114話 しっかりしてくれよ、ニンジャ。
(……『ボクの7割スペックがもう一人いたから』って……『だから何?』って思わない?)
(……まあ……正直、思うけれど……)
なんて感じで、『心の中会議』をしていると、
7番が、興味深そうに、ボクが入手した指輪と説明書を交互に見て、
「……アバターラ?」
と首をかしげたので、ボクは、
「え? そんなことも知らないの? おいおい、しっかりしてくれよ、ニンジャ。頼むぜ、ニンジャ。ニンジャっていったら、この世の全てを知りつくした上で、いつも不敵にニヤリと笑っている存在だろ?」
「……」
だいぶ渋い目で睨まれてしまったので、
ボクは、その辺でチョケるのをやめて、
「分身魔法の上位互換らしいっすよ。オーラドールってあるじゃないですか。あれの上位互換らしいっす。ようするに、この指輪をつけると、7割スペックの自分を召喚できる感じっすねぇ」
サクっと説明してあげると、7番は、『ほう』と感嘆してから、
「1回、ためしてみたら?」
と言ってきたので、ボクは、
「いえす、まむ」
軽く返事をしながら、指輪を装着し、
「いでよ、アバターラ。

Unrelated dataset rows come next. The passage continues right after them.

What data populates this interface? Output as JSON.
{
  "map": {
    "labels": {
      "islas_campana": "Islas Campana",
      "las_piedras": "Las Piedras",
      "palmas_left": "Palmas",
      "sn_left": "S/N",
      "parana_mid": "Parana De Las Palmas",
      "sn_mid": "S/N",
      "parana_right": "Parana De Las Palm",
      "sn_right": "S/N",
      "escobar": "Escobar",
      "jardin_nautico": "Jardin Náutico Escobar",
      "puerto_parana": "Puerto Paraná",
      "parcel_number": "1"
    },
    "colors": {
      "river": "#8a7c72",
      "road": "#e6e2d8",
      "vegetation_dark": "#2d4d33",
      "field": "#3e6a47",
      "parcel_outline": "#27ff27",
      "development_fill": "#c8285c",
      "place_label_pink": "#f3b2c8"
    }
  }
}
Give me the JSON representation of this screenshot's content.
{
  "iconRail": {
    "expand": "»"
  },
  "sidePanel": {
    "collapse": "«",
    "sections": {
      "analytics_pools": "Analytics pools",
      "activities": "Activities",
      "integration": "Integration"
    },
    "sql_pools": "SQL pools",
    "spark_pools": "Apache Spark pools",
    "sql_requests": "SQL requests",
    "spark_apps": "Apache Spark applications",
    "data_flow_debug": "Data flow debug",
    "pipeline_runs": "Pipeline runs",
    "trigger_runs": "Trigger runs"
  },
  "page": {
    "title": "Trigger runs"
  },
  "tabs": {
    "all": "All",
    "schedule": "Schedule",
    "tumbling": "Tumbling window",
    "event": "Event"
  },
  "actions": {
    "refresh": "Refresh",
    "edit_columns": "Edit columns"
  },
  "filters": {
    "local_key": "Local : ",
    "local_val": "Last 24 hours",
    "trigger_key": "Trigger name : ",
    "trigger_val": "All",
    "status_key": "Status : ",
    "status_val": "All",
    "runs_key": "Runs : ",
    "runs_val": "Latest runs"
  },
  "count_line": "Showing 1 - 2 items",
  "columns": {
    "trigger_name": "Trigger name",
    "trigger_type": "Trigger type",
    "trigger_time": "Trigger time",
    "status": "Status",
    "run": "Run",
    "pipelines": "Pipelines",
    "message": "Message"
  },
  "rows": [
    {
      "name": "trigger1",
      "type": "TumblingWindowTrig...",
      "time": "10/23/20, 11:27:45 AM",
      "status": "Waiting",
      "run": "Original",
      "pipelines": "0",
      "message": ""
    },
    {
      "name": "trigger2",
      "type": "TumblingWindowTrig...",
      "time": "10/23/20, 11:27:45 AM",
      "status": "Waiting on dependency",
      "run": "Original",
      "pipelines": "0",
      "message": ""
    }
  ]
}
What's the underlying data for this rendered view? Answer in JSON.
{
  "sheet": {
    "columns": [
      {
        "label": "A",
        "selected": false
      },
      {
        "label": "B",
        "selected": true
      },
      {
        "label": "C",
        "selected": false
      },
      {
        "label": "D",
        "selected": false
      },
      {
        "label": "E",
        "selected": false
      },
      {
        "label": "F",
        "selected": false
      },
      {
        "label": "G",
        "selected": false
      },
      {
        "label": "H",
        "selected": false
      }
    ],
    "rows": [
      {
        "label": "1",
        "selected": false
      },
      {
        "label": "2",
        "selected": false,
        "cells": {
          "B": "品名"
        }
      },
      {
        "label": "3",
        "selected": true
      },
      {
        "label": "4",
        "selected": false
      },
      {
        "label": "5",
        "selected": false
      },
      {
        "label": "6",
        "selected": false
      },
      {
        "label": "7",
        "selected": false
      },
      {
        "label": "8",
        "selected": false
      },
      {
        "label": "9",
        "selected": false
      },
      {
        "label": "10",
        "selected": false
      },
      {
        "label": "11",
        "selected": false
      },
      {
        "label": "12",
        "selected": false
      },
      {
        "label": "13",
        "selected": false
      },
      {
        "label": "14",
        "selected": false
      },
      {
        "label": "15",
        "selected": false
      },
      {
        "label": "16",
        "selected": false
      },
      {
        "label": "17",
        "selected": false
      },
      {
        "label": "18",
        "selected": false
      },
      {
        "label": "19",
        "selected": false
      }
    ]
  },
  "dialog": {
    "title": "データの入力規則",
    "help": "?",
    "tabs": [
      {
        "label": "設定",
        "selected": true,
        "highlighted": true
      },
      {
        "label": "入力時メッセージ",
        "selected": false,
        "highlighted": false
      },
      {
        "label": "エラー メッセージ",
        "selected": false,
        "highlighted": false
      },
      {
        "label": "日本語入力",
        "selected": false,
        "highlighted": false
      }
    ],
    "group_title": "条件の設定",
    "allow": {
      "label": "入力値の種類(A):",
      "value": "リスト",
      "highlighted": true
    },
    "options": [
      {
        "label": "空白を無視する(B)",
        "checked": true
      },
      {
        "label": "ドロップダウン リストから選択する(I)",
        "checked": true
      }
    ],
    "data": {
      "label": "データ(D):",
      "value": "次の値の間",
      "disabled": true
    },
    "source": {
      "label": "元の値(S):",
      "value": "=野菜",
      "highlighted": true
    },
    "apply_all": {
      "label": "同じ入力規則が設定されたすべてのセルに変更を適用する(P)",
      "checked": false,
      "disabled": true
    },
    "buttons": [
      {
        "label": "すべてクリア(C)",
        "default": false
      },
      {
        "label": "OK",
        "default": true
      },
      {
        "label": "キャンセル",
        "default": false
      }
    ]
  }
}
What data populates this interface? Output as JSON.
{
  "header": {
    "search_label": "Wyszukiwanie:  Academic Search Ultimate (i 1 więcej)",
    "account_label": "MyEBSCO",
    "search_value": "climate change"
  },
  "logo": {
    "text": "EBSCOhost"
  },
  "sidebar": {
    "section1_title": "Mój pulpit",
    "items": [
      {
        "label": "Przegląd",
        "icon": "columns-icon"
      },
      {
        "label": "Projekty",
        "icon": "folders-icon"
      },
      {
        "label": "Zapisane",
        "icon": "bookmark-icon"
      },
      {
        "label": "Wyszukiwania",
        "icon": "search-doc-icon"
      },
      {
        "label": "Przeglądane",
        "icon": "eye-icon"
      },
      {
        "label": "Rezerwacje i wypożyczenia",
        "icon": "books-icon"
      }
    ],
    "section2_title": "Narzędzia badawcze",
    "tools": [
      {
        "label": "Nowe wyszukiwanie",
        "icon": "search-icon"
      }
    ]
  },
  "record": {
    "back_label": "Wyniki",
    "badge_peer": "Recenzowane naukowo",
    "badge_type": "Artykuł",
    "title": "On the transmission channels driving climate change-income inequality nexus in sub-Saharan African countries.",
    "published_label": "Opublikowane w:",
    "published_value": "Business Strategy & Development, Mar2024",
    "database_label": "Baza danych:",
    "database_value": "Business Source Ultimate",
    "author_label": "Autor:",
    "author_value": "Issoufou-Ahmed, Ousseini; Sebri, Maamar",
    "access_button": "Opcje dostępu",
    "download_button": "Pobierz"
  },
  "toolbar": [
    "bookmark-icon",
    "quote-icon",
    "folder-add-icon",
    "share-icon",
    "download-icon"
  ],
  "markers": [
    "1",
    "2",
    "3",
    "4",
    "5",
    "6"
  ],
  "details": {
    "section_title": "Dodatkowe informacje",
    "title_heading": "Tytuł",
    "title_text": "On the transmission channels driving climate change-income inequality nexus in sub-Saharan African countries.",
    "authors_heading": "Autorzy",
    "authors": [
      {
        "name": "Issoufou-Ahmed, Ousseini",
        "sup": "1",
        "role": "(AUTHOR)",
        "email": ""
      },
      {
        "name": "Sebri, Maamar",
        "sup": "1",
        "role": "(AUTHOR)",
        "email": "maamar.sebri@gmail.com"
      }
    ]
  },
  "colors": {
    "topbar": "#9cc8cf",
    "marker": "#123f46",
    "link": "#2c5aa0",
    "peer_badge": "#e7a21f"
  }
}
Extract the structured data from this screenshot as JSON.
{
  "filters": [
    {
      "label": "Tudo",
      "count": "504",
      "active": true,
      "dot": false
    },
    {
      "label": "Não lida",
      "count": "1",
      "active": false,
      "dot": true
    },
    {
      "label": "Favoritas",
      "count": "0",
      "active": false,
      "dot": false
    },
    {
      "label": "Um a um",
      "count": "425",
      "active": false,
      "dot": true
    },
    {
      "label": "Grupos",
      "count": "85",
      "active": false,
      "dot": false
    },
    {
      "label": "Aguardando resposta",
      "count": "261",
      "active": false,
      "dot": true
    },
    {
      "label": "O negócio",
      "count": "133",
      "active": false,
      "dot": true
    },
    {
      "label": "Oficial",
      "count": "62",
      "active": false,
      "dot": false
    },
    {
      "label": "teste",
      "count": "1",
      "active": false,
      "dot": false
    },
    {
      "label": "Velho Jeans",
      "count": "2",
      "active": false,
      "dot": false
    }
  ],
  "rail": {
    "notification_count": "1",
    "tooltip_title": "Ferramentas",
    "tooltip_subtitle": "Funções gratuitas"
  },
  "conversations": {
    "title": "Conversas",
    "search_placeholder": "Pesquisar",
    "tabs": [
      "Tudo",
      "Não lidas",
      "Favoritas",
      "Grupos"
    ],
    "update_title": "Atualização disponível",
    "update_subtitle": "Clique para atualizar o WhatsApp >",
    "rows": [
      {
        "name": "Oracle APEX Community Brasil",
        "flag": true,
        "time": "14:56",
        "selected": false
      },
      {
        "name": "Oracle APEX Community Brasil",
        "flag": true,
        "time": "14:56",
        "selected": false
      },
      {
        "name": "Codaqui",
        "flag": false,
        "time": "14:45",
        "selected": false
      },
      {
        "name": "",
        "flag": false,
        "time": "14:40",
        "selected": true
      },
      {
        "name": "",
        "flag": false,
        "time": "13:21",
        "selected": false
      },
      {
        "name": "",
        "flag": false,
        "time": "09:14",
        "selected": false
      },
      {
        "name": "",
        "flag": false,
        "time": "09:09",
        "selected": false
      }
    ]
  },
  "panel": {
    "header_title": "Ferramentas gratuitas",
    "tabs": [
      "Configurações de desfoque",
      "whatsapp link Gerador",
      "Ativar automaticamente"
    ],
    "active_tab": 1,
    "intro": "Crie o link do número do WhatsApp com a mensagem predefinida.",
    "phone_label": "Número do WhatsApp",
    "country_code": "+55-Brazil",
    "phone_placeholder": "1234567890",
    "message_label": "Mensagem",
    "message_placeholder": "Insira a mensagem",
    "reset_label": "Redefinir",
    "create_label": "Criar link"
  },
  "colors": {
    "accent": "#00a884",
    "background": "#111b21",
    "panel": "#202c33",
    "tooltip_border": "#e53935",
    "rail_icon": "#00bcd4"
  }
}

そして願いを叶えたまえ」
と、軽くチョケつつ、アバターラを召喚してみた。
すると――
指輪が、ほんの一瞬だけ、じわっと熱くなり、
ボクの足元に、青色の魔法陣がぐにゃりとにじみ出た。
魔法陣の中心から、モヤが立ち上り、空気が震える。
ビリ……ッと耳鳴りのような音がして、空間に細かいヒビが入ったような違和感が走る。
世界が、一瞬だけズレたような気がした。
そして、そこに――
ズシン、と妙に生々しい重量感と共に、
『年齢17歳ぐらいで顔面偏差値48ぐらいの目つきが悪いニーチャン』が現れた。
黒髪黒目で中肉中背。
ボテっとした、腫れぼったいまぶた。
日本人的な、のっぺりした顔。
(え、だれ、これ? アバターラって、ボクの分身を出す魔法じゃないの?)
と、モンジンに尋ねると、モンジンがボソっと、
(これ……まさか……俺の分身……か?)
(……え? そうなの?)
(前も言った通り、俺は『辞書的な情報』以外は何も覚えていない。だから、自分の顔も覚えちゃいない、が……でも、なんか……すさまじい既視感が……何度も見てきて、何度も毛嫌いしてきた顔……うん、多分、俺だな……そんな気がしてならない)
(ふーん……)
意味不明な状況の中、テキトーに相槌を打ちつつ、
『モンジンの分身(?)』の顔をジっと見てみる。